Haley has focused on winning her home state of South Carolina, where she served for six years as governor.
However, polls have shown Trump with a commanding lead ahead of the Feb. 24 primary there.
Haley’s team had spent considerable energy in recent days trying to manage expectations in Nevada, where opinion polls had consistently shown her trailing Trump by wide margins, even by the standards of a modern Republican Party dominated by the former president.
“We have not spent a dime nor an ounce of energy on Nevada,” Haley’s campaign manager, Betsy Ankney, told reporters on Monday.
Even so, a person close to Haley, who asked to remain anonymous to speak freely, on Wednesday described the results in Nevada as “an embarrassing situation.”
Tactically, Haley might have been better off choosing not to appear on the ballot at all to avoid Tuesday’s result.
“I think Donald Trump was going to win, no matter what, so I’m not really sure there was a scenario by which she could have saved herself,” said Jeremy Hughes, a Republican strategist who worked for the Trump campaign in Nevada in 2020.
Haley bypassed Nevada this week and instead traveled to California to raise campaign funds. She is to hold an event in Los Angeles on Wednesday.
Trump is seeking to knock Haley out of the race in South Carolina and set his sights on a November US presidential election contest with US President Joe Biden, a Democrat.

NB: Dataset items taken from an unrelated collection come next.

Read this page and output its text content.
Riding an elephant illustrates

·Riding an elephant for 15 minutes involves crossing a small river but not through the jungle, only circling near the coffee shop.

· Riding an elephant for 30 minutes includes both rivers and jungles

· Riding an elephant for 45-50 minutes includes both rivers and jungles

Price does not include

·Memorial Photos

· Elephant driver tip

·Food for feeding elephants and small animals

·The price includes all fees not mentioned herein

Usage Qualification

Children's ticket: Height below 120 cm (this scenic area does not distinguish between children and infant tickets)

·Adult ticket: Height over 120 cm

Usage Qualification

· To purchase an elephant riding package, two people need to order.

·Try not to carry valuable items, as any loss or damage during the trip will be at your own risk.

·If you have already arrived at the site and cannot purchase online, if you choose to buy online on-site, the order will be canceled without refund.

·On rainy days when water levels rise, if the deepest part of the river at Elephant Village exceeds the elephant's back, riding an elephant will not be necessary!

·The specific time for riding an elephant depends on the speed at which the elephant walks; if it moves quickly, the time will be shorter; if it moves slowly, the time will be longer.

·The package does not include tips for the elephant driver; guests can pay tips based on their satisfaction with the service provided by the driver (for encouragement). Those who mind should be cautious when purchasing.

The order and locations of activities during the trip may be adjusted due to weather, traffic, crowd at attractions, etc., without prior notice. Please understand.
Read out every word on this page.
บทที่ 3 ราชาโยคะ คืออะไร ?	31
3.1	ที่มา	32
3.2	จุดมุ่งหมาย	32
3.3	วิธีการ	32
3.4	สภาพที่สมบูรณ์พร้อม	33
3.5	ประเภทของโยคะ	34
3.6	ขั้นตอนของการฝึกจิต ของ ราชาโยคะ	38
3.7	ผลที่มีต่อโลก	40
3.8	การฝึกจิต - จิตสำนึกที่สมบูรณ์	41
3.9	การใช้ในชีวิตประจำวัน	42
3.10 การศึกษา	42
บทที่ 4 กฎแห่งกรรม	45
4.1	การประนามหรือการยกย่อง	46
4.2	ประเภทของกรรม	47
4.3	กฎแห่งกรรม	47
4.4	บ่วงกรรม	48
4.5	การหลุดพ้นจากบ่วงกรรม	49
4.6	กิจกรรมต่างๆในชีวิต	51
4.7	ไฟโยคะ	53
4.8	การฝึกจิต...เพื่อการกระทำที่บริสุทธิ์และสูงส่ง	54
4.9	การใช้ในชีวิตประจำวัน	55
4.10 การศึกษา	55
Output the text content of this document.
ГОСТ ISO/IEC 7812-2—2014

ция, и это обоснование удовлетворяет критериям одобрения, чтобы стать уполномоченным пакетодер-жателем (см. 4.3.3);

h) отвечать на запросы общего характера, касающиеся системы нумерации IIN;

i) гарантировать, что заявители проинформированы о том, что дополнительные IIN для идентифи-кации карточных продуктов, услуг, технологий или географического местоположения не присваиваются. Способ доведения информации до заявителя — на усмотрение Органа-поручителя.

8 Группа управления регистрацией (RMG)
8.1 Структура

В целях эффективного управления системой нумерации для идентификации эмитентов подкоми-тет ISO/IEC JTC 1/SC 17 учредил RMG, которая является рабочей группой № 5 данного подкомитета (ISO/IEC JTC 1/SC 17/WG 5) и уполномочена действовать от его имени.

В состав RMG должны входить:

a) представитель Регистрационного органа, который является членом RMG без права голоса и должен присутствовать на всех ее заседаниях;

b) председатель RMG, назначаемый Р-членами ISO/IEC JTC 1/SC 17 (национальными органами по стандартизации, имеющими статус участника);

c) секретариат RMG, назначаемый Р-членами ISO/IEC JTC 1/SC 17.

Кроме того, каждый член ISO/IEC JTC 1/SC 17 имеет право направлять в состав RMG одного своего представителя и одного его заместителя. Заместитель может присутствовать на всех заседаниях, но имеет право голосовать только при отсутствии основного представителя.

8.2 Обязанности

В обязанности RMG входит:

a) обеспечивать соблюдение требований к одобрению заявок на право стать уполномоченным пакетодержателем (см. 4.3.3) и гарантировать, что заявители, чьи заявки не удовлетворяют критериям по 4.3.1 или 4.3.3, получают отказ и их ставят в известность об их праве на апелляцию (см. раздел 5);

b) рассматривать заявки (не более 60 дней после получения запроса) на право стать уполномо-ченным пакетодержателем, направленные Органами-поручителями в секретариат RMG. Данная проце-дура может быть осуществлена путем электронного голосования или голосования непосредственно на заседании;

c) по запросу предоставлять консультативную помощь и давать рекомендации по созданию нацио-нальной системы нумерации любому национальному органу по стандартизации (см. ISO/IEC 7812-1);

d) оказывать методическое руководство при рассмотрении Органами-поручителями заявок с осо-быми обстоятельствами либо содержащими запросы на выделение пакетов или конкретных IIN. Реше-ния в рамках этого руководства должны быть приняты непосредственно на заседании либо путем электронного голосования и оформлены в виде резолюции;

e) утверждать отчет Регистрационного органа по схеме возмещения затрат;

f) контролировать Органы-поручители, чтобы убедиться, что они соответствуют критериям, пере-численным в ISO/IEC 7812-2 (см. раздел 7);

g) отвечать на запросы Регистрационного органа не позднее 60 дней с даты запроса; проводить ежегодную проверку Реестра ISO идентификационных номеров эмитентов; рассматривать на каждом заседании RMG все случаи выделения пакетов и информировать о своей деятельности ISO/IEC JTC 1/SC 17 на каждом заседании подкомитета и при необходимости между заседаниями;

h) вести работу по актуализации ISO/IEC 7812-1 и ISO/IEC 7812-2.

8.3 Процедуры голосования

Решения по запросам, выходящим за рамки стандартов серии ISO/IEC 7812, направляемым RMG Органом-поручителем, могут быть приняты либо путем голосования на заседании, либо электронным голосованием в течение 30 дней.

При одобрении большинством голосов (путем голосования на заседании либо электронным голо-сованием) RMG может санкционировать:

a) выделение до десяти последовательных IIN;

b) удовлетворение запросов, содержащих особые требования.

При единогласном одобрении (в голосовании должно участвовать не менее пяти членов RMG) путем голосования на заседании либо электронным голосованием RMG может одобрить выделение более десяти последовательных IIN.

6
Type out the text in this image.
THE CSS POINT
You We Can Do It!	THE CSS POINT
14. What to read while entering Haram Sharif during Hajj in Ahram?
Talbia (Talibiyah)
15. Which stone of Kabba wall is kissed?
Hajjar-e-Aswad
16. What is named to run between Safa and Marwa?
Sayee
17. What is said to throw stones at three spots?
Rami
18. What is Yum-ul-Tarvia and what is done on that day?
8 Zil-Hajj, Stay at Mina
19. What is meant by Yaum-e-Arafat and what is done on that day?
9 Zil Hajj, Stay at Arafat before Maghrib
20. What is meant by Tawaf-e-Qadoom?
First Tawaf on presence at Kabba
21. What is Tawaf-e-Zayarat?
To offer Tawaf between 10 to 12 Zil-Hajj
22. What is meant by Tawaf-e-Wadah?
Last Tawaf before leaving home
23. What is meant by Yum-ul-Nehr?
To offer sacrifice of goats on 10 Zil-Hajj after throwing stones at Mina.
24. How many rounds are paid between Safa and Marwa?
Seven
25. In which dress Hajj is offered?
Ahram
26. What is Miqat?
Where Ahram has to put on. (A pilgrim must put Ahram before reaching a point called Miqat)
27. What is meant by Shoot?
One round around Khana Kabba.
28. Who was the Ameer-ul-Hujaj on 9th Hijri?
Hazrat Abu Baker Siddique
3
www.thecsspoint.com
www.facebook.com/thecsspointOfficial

“A bad night for Nikki Haley,” he posted on his Truth Social platform. “Losing by almost 30 points in Nevada to ‘None of These Candidates.’ Watch, she’ll soon claim Victory!”
Nevada law allows only votes cast for named candidates to count toward an election’s result, so Haley is technically to be declared the winner of the primary, according to the Nevada secretary of state’s office.
Biden won the Nevada Democratic primary with 89 percent of the vote as he seeks re-election in a likely rematch against Trump that Biden has cast as a test for US democracy.
Republican primary voters and lawmakers have embraced Trump even as his legal troubles and bills grow. He faces multiple civil and criminal cases, including federal and state criminal charges connected to his efforts to reverse his 2020 election loss, and has denied any wrongdoing in what he has called a political witch hunt to deny him the White House.